Council pledges still more toward bike/ped

Improvements are eyed around the ferry terminal, along the highway in Winslow.

Funding for sidewalks and bike lanes received another boost Monday, bringing the grand total for non-motorized transportation improvements in the proposed 2005 city budget to nearly $1 million.

“Why wait on these projects?” asked Councilman Nezam Tooloee. “We need to start now.”

In a budget workshop Monday, the City Council voted to add about $170,000 to the $800,000 already alloted for non-motorized transportation in the proposed budget.

The growing support for muscle-powered travel is a direct result of the public voicing its desires, councilors said.

“We’ve already taken a big step in committing a sizable increase to non-motorized transportation and we’re hearing a lot of positive feedback from the public,” said Councilman Bob Scales. “We want to have more tangible projects people are asking for.”

Monday’s largest allotment for non-motorized transportation went to a proposed shoulder-widening project on the east side of SR 305 between Winslow Way and High School Road.

The city’s $100,000 earmarked for the project is expected to draw an additional $500,000 in federal matching grants.

The city had hoped to use a private developer’s expected improvement project as the local match, but councilors opted to not wait until the developer’s plans materialized.

“This will allow us to do the design work immediately,” said Tooloee, who expects the city’s contribution will amount to less than the $100,000.

The council also approved $50,000 to design short-term pedestrian and bicycle improvements to Olympic Drive. Often clogged by offloading ferry commuters, the gateway to SR 305 has long been a sore spot for foot-powered ferry travelers. The council decided to not wait until Washington State Ferries issues their plan for terminal improvements before coming up with their own plans.

“It’s just a mess for pedestrians and bicyclers,” Tooloee said. “We ought to go ahead with our own money for some near-term fixes.”

Councilman Jim Llewellyn called non-motorized travel on Olympic Drive “a life-threatening experience” and compared it to the chaos he recently experienced on the streets of Florence, Italy.

The council also put $20,000 toward studying non-motorized transportation improvements on Wing Point Way, near Wilkes School and on Blakely Avenue.

And the rest?

The council will later discuss how to spend the remaining $800,000 in non-motorized funds, but the city has received no shortage of suggestions.

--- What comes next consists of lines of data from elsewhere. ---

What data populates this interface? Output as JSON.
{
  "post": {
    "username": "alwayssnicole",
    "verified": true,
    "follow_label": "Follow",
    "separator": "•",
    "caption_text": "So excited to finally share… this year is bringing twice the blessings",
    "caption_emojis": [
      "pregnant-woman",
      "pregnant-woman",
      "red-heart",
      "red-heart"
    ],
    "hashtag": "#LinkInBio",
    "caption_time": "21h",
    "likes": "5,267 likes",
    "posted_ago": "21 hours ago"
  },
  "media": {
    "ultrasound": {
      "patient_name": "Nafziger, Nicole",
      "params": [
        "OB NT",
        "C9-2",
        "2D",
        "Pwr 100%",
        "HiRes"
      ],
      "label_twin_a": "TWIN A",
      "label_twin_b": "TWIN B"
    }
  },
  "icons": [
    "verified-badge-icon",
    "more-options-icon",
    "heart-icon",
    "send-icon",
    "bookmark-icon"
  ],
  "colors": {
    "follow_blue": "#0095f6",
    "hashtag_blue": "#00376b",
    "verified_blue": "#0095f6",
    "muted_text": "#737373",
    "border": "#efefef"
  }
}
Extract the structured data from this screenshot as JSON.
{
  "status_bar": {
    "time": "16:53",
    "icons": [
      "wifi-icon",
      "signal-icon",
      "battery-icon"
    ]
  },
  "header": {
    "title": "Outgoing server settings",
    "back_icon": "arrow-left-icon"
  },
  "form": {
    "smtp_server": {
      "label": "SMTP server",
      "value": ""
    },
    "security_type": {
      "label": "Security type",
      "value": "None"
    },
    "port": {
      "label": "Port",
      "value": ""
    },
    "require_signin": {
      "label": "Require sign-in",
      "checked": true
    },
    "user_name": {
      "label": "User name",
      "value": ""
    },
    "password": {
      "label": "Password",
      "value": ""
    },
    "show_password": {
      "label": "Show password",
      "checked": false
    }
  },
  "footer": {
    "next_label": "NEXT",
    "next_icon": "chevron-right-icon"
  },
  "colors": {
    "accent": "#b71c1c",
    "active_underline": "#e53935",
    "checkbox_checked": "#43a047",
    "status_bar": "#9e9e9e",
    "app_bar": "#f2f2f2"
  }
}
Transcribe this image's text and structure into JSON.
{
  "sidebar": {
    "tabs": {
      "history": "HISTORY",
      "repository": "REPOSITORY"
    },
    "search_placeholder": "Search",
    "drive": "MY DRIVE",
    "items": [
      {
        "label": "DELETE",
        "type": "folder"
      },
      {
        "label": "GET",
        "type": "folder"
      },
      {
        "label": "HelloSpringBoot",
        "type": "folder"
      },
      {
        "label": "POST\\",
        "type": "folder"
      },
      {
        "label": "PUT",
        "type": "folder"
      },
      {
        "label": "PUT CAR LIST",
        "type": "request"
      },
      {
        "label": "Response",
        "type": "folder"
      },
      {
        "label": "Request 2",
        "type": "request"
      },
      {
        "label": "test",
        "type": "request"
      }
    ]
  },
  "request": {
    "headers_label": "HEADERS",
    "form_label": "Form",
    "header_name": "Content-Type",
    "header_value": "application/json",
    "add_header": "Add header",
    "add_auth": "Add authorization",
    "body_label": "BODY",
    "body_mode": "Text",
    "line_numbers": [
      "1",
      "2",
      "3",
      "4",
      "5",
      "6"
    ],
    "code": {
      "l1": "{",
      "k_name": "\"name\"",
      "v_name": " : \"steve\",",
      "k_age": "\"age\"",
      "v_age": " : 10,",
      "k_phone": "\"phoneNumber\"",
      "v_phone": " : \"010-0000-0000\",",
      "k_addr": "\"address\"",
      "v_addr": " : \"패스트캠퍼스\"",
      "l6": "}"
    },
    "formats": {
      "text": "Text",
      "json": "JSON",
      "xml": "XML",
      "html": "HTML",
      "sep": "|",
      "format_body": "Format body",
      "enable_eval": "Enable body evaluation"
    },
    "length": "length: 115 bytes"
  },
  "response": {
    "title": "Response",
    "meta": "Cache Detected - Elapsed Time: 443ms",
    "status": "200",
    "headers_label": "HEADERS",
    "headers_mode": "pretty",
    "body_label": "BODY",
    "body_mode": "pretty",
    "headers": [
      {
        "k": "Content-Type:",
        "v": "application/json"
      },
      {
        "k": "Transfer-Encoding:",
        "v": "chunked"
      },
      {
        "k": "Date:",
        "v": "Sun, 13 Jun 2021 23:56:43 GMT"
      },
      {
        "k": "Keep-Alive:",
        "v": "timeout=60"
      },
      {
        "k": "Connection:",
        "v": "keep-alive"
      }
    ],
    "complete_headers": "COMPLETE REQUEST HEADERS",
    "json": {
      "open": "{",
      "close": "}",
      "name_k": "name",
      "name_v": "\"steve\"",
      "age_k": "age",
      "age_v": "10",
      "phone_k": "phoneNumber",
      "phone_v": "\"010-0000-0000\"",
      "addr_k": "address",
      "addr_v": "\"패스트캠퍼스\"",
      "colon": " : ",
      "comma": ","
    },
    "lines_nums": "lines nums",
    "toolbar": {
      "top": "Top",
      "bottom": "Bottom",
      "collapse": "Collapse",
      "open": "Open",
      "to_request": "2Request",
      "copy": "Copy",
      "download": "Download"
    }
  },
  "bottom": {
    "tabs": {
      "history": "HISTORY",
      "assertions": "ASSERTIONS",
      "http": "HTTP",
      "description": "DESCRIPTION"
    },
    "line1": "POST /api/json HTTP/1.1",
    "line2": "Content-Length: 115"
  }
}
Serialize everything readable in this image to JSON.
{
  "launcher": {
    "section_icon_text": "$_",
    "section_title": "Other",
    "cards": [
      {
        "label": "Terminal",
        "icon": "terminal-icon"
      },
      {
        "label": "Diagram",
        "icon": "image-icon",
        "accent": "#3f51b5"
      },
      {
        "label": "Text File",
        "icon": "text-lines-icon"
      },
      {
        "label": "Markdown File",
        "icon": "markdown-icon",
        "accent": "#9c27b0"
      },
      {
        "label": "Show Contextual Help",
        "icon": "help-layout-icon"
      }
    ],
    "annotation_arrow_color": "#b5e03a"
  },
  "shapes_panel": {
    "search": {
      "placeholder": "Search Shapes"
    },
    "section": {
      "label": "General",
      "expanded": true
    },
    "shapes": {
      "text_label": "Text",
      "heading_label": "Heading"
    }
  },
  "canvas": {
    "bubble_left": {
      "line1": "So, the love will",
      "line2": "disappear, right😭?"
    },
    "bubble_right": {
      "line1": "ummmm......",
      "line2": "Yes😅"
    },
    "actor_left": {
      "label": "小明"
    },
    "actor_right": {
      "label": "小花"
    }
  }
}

“We have about four different views on where to spend it,” said Tooloee.

The city’s Non-Motorized Advisory Committee offered one of the most detailed proposals for the $800,000 last week. The proposal includes:

• $400,000 for the design and construction of bike lane and sidewalk improvements on Wyatt Way, between Finch and Weaver roads.

•$200,000 to design non-motorized improvements on Grow Avenue, between Winslow Way and High School Road.

•$100,000 to start designing improvements on Wing Point Way, between Ferncliff and Cherry avenues.

• $40,00 for the design and construction of a driveway replacement program on Madison Avenue, south of High School Road.

• $10,000 for the design and construction of a pedestrian path on Shepard Way, east of Grow Avenue to the Children’s Museum.

Increased spending for non-motorized transportation fits some councilors’ desire to generously fund projects that residents will regularly experience firsthand.

“We want to fund the things people touch and see everyday,” said Tooloee, adding that he’d like to see less budgetary focus on purchasing public utilities equipment and more spending on bike lanes and sidewalks.

“Right now, the budget’s going a little more in favor of equipment and facilities,” he said. “That doesn’t feel right.”

Tooloee advocates putting roughly 75 percent of the budget toward projects people “touch and see.”

But Councilor Christine Rolfes urged caution.

“Our responsibility is keep our basic services operating,” she said. “We need money going towards wells for water to flow or to get asbestos out of pipes. Then we can get to bike lanes and filling potholes.”

Public Works Director Randy Witt defended his equipment requests as necessary to maintain the services residents see and don’t see.

“We can’t operate the invisibles or visibles without proper tools,” he said.

The next city budget workshop is slated for 11 a.m. to 5 p.m. Nov. 15 in the council chambers.